世界を席巻する日本のアニメとともに、最近は中国アニメでAI技術の活用が急速に進んでいる。映画祭は日中両国が連携し、アニメの芸術面、産業面の発展のため製作現場を担う次世代が自由に交流できる場を目指す。
主催は角川文化振興財団。会場はところざわサクラタウン、角川武蔵野ミュージアム、T・ジョイ エミテラス所沢などを予定している。所沢は多数のアニメスタジオが存在する西武鉄道沿線にあり、ところざわサクラタウンは日本最大級のポップカルチャーの発信拠点でもある。チェアマンに元文化庁長官で元東京芸術大学学長の宮田亮平氏、バイスチェアマンには映画「さらば、わが愛/覇王別姫」(カンヌ映画祭パルムドール受賞)や「キングダム」などを手掛けた映画プロデューサーの高秀蘭氏が就任した。

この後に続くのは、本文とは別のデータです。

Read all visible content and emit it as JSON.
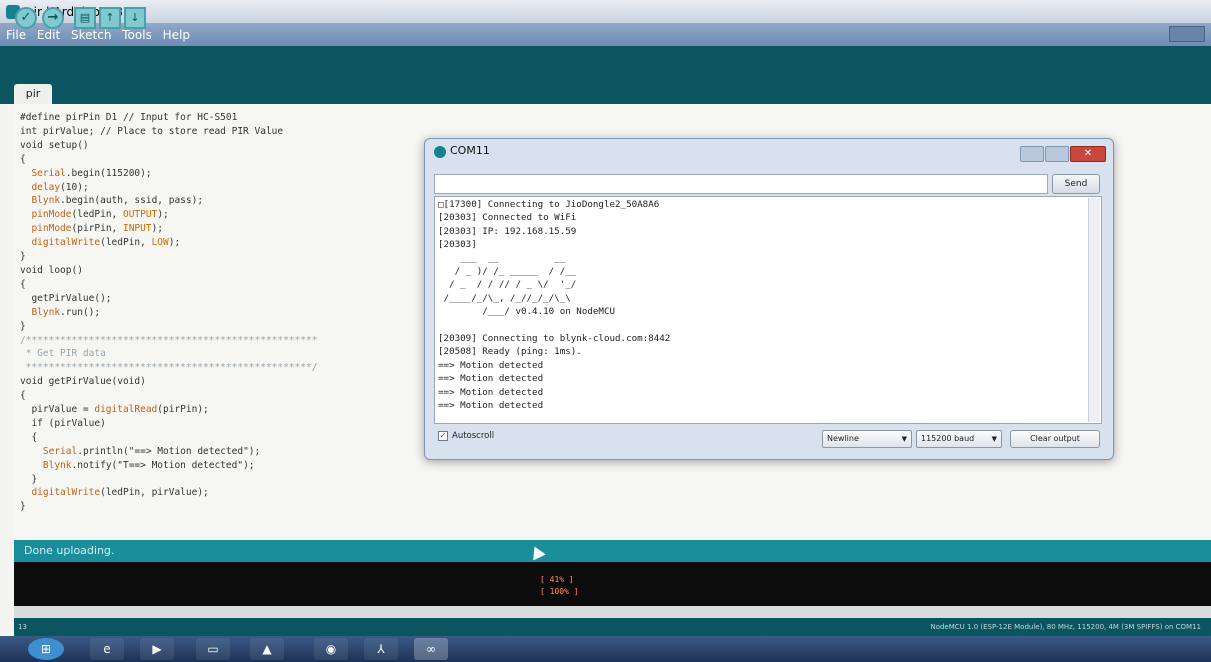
{
  "window": {
    "title": "pir | Arduino 1.8.4"
  },
  "menu": {
    "items": [
      "File",
      "Edit",
      "Sketch",
      "Tools",
      "Help"
    ]
  },
  "toolbar": {
    "buttons": [
      {
        "name": "verify",
        "icon": "checkmark-icon",
        "glyph": "✓"
      },
      {
        "name": "upload",
        "icon": "arrow-right-icon",
        "glyph": "→"
      },
      {
        "name": "new",
        "icon": "new-file-icon",
        "glyph": "▤"
      },
      {
        "name": "open",
        "icon": "open-icon",
        "glyph": "↑"
      },
      {
        "name": "save",
        "icon": "save-icon",
        "glyph": "↓"
      }
    ]
  },
  "tabs": [
    {
      "label": "pir"
    }
  ],
  "code_lines": [
    "#define pirPin D1 // Input for HC-S501",
    "int pirValue; // Place to store read PIR Value",
    "void setup()",
    "{",
    "  Serial.begin(115200);",
    "  delay(10);",
    "  Blynk.begin(auth, ssid, pass);",
    "  pinMode(ledPin, OUTPUT);",
    "  pinMode(pirPin, INPUT);",
    "  digitalWrite(ledPin, LOW);",
    "}",
    "void loop()",
    "{",
    "  getPirValue();",
    "  Blynk.run();",
    "}",
    "/***************************************************",
    " * Get PIR data",
    " **************************************************/",
    "void getPirValue(void)",
    "{",
    "  pirValue = digitalRead(pirPin);",
    "  if (pirValue)",
    "  {",
    "    Serial.println(\"==> Motion detected\");",
    "    Blynk.notify(\"T==> Motion detected\");",
    "  }",
    "  digitalWrite(ledPin, pirValue);",
    "}"
  ],
  "status": {
    "message": "Done uploading."
  },
  "console": {
    "lines": [
      "[ 41% ]",
      "[ 100% ]"
    ]
  },
  "footer": {
    "line": "13",
    "board": "NodeMCU 1.0 (ESP-12E Module), 80 MHz, 115200, 4M (3M SPIFFS) on COM11"
  },
  "serial_monitor": {
    "title": "COM11",
    "send_label": "Send",
    "input_value": "",
    "output_lines": [
      "□[17300] Connecting to JioDongle2_50A8A6",
      "[20303] Connected to WiFi",
      "[20303] IP: 192.168.15.59",
      "[20303]",
      "    ___  __          __",
      "   / _ )/ /_ _____  / /__",
      "  / _  / / // / _ \\/  '_/",
      " /____/_/\\_, /_//_/_/\\_\\",
      "        /___/ v0.4.10 on NodeMCU",
      "",
      "[20309] Connecting to blynk-cloud.com:8442",
      "[20508] Ready (ping: 1ms).",
      "==> Motion detected",
      "==> Motion detected",
      "==> Motion detected",
      "==> Motion detected"
    ],
    "autoscroll_label": "Autoscroll",
    "autoscroll_checked": true,
    "line_ending": "Newline",
    "baud": "115200 baud",
    "clear_label": "Clear output"
  },
  "taskbar": {
    "apps": [
      "start-orb-icon",
      "ie-icon",
      "media-player-icon",
      "folder-icon",
      "vlc-icon",
      "user-icon",
      "chrome-icon",
      "acrobat-icon",
      "arduino-icon"
    ]
  },
  "colors": {
    "teal": "#0b5560",
    "status_teal": "#1a8f9b",
    "orange": "#cc6a00"
  }
}
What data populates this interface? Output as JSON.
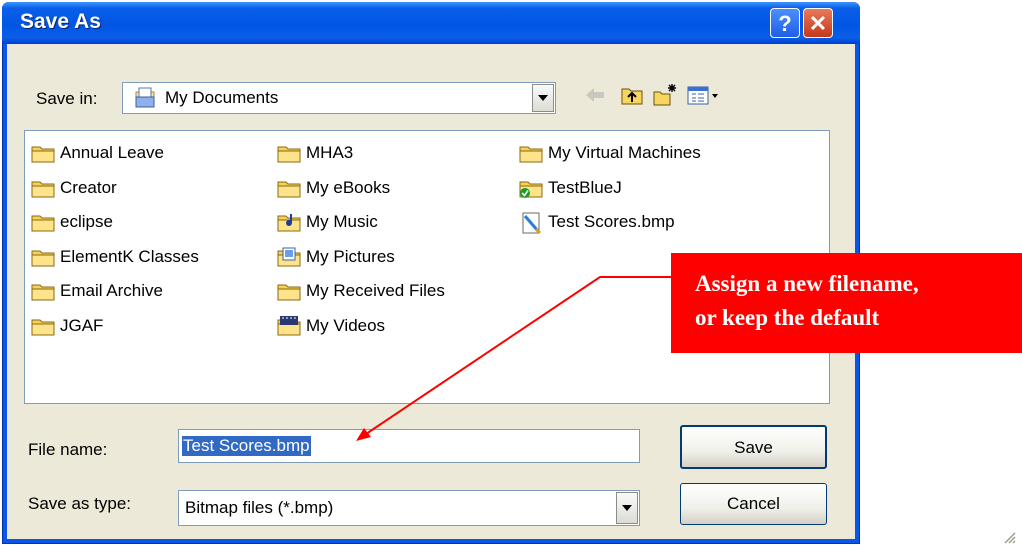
{
  "dialog": {
    "title": "Save As",
    "help_label": "?",
    "close_label": "✕"
  },
  "toolbar": {
    "save_in_label": "Save in:",
    "save_in_value": "My Documents",
    "icons": [
      "back-arrow-icon",
      "up-one-level-icon",
      "new-folder-icon",
      "views-menu-icon"
    ]
  },
  "files": {
    "col1": [
      "Annual Leave",
      "Creator",
      "eclipse",
      "ElementK Classes",
      "Email Archive",
      "JGAF"
    ],
    "col2": [
      "MHA3",
      "My eBooks",
      "My Music",
      "My Pictures",
      "My Received Files",
      "My Videos"
    ],
    "col3": [
      "My Virtual Machines",
      "TestBlueJ",
      "Test Scores.bmp"
    ]
  },
  "form": {
    "filename_label": "File name:",
    "filename_value": "Test Scores.bmp",
    "type_label": "Save as type:",
    "type_value": "Bitmap files (*.bmp)"
  },
  "buttons": {
    "save": "Save",
    "cancel": "Cancel"
  },
  "callout": {
    "line1": "Assign a new filename,",
    "line2": "or keep the default"
  },
  "colors": {
    "titlebar": "#0A55EA",
    "dialog_bg": "#ECE9D8",
    "selection": "#316AC5",
    "callout": "#FF0000"
  }
}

昨年12月に名古屋市で「第1回あいち・なごやインターナショナル・アニメーション・フィルム・フェスティバル」、今年2月20日からは新潟市で「第4回新潟国際アニメーション映画祭」など各地で国際アニメ映画祭の開催が相次いでいる。日中国際アニメ映画祭は今後、東京国際映画祭と連携しながら「実写は東京、アニメは所沢」として知られるように所沢を「アニメの国際都市」としてアピールする。
映画祭の開催は昨年7月に記者発表されたが、11月の高市首相「台湾有事発言」に端を発した日中関係の悪化から、映画祭の開催を案じる声や問い合わせが多数寄せられた。これに対してチェアマンの宮田氏は「日中関係の現状と日中国際アニメ映画祭について」と題して、2月2日付けで「現在のように日中関係が困難を抱えているいまこそ、若者を中心とした文化交流が必要とされます。過去に幾度かあった危機も、市民レベルでの交流がそれを乗り越える大きな原動力となってきました。そう考えますと、両国の人々の未来にとって、本映画祭を予定通り開催することの意義はより大きくなったのではないでしょうか」と映画祭が日中の架け橋となることを表明するメッセージを公式ホームページに掲載した。
プログラムは優れた作品を選ぶコンペティションとイベントの2本立てとなる。コンペは長編アニメ部門(30分以上)、短編アニメ部門(5分~30分未満)、ショートショートアニメ部門(2分以上5分未満)、AIアニメ部門(2分以上・長さ制限なし)の4部門に分かれ、国籍や世代を問わず誰もが参加できる。
ショートショートアニメ部門では応募作品をウェブ上で公開し、一般視聴者の投票によってノミネート作品を決定するなど観客参加型の審査を取り入れる。製作過程にAI技術の活用が求められるAIアニメ部門は、新たな表現方法としてAIの可能性を探る実験的な場になることが期待されている。作品の応募受付期間は2月2日〜3月8日。
イベントは声優のライブ、コスプレショー、親子で楽しめるアニメ製作体験などのほか、生成AI時代のアニメ製作現場、声優の新ビジネス、著作権のありかたなど業界関係者の関心を集めるセミナーやシンポジウムを準備中という。